Assessment Areas – Geographical Areas on CRA exams

  • Currently, assessment areas are defined as areas on CRA exams encompassing bank branches. The Fed would continue this practice.
  • The Fed also acknowledges that banks are embarking on lending and deposit-taking beyond their bank branch network. It has asked the public about whether additional assessment areas should be created that include geographical areas with concentrations of deposits and/or loans. 
  • Further, it has asked whether internet banks should have national assessment areas. For retail internet banks, NCRC will oppose a national assessment area and will present past and current research showing how designating local and state assessment areas are feasible for these banks. 

Qualifications of Community Development Activity

  • The Fed discusses how to sharpen the definition of what would count under a new CRA regulation for community development such as types of affordable housing or economic development. 
  • The Fed addresses how to qualify un-subsidized rental housing that is affordable to LMI tenants. The Fed asks whether the housing should count if the housing has rents affordable to LMI tenants and is in LMI census tracts. NCRC is hesitant to allow this and will be seeking more certainty that LMI tenants will be residing in the units.
  • The Fed also considers how to count community development activity outside of assessment areas. While some allowance for such community development is sensible, safeguards need to be established to make sure assessment area needs are being met. For example, the Fed suggests that low ratios on its measure of community development activities divided by deposits would result in low ratings when banks were not serving their assessment areas. 
  • The Fed is contemplating the creation of underserved areas that could be areas of high unemployment or poverty or areas with low levels of lending (this was a NCRC idea). Using NCRC’s definition would effectively target several communities of color as we show in a white paper. The Fed would provide credit for community development activities in these areas. In addition, NCRC will be advocating that these areas are part of the retail lending test, which the Fed did not propose in its ANPR. 

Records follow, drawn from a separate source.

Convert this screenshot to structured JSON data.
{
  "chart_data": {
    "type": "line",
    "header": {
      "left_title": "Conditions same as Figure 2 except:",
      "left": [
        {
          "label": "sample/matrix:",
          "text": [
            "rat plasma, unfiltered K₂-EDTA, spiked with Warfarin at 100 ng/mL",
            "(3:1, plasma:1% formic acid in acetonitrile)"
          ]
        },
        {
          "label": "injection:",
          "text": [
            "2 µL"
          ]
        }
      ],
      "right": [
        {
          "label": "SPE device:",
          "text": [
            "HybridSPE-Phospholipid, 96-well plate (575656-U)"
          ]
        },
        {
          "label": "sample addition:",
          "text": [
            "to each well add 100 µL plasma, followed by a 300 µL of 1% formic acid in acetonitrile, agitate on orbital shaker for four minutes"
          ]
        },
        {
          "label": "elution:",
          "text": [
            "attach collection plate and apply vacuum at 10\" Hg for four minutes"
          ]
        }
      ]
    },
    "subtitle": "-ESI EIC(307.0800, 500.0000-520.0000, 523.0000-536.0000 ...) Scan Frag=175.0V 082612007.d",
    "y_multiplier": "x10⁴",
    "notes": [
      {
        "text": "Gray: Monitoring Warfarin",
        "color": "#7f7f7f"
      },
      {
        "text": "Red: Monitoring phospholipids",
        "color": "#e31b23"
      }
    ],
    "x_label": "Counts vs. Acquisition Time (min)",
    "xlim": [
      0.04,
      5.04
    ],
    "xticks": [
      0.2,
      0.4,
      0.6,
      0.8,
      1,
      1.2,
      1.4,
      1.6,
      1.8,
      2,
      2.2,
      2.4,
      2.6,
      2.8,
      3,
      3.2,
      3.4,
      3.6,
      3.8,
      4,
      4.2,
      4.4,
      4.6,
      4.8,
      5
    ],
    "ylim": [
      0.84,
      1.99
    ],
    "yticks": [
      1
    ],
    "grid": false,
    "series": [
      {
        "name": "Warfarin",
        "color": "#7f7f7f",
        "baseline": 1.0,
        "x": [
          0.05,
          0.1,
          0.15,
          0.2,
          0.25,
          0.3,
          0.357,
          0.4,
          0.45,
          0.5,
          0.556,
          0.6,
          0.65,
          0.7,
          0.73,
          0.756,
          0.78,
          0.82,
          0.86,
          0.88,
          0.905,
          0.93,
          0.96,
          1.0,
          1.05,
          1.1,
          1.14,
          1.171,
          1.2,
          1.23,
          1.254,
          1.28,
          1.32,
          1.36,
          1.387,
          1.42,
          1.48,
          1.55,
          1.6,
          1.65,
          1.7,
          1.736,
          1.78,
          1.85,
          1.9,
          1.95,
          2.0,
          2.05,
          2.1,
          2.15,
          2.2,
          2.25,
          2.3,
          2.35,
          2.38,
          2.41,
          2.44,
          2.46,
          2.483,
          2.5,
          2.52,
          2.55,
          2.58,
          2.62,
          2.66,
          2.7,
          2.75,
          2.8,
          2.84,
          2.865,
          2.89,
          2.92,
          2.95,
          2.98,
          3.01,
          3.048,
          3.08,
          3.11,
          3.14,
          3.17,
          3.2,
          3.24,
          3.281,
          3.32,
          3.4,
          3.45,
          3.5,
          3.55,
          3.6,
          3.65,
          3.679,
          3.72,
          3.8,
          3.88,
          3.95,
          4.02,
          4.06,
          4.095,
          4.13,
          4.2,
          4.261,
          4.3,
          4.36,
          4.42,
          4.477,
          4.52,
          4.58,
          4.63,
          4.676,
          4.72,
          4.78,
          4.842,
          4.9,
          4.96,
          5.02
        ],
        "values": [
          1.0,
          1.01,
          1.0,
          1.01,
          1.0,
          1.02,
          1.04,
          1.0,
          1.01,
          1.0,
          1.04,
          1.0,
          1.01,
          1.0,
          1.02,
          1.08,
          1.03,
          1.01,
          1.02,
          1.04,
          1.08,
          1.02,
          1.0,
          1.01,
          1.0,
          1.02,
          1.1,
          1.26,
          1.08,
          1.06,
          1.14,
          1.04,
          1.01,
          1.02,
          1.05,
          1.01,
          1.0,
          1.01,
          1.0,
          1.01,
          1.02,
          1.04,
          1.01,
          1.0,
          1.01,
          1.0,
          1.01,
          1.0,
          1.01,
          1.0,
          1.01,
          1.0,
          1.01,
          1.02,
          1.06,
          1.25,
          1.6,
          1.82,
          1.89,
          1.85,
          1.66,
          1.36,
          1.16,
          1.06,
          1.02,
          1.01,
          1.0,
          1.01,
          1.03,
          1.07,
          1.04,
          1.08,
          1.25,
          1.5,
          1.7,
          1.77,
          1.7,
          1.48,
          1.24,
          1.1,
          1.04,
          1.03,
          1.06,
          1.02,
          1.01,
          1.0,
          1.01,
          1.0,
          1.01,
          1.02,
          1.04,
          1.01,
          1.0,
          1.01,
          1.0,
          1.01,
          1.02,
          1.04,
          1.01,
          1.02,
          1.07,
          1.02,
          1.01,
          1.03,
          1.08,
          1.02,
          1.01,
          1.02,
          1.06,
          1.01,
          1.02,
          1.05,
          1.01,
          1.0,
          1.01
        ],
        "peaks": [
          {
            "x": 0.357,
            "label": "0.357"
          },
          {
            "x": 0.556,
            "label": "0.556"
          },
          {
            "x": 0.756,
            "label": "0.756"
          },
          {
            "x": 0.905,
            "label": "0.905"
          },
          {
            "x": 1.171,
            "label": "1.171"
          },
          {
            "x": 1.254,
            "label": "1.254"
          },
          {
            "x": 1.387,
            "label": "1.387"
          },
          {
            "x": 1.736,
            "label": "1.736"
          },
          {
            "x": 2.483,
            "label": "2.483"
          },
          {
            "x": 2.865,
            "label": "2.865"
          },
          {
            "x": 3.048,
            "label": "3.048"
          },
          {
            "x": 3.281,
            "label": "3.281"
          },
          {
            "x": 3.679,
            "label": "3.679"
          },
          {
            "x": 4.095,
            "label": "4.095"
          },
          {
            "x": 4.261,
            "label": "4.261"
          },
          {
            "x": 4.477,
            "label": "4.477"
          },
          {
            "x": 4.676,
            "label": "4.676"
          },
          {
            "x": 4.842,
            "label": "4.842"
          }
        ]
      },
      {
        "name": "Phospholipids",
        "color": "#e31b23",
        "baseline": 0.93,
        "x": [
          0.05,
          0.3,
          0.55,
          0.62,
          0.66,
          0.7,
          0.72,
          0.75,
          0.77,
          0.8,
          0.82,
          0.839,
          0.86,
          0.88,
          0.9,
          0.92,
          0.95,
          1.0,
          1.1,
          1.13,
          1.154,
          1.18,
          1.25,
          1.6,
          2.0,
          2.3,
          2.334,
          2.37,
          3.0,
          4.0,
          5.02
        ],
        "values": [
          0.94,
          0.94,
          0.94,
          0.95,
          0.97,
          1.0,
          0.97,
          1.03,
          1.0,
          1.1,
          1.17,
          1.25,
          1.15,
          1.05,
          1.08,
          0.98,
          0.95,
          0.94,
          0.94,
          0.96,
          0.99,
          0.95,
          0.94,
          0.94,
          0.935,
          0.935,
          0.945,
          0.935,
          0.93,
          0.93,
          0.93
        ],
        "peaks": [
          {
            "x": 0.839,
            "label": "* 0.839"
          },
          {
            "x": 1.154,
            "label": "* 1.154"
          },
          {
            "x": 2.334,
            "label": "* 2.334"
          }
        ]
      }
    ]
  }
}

Minority and Women-Owned Institutions 

  • The Fed asks whether a bank should get points assisting minority-owned or women-owned institutions anywhere in the country and under what circumstances such assistance can increase a bank’s rating. 
  • NCRC’s initial reaction is that more permissiveness regarding assisting these institutions in various geographical areas is positive but that the potential to increase a rating for such assistance may result in ratings inflation and motivate banks to make some large-scale investments in other institutions rather than meeting community needs directly as CRA requires. 

Ratings 

  • The Fed proposes to eliminate the distinctions between full-scope assessment areas and limited-scope areas. Full-scope areas are typically the largest metropolitan areas receiving the most comprehensive reviews, while limited-scope areas, usually smaller metro areas and rural counties, receive a shorter review. Elevating the importance of limited-scope areas would leverage more lending, investing and services for them. 
  • The Fed proposes a weighted average approach for considering ratings across all assessment areas, which could still favor the larger areas. However, the Fed also proposes that a bank cannot neglect the smaller areas, suggesting that a bank will not receive a higher rating if a certain percentage of assessment areas in a state receive a rating lower than the overall state weighted average rating.

Josh Silver is NCRC’s senior policy advisor.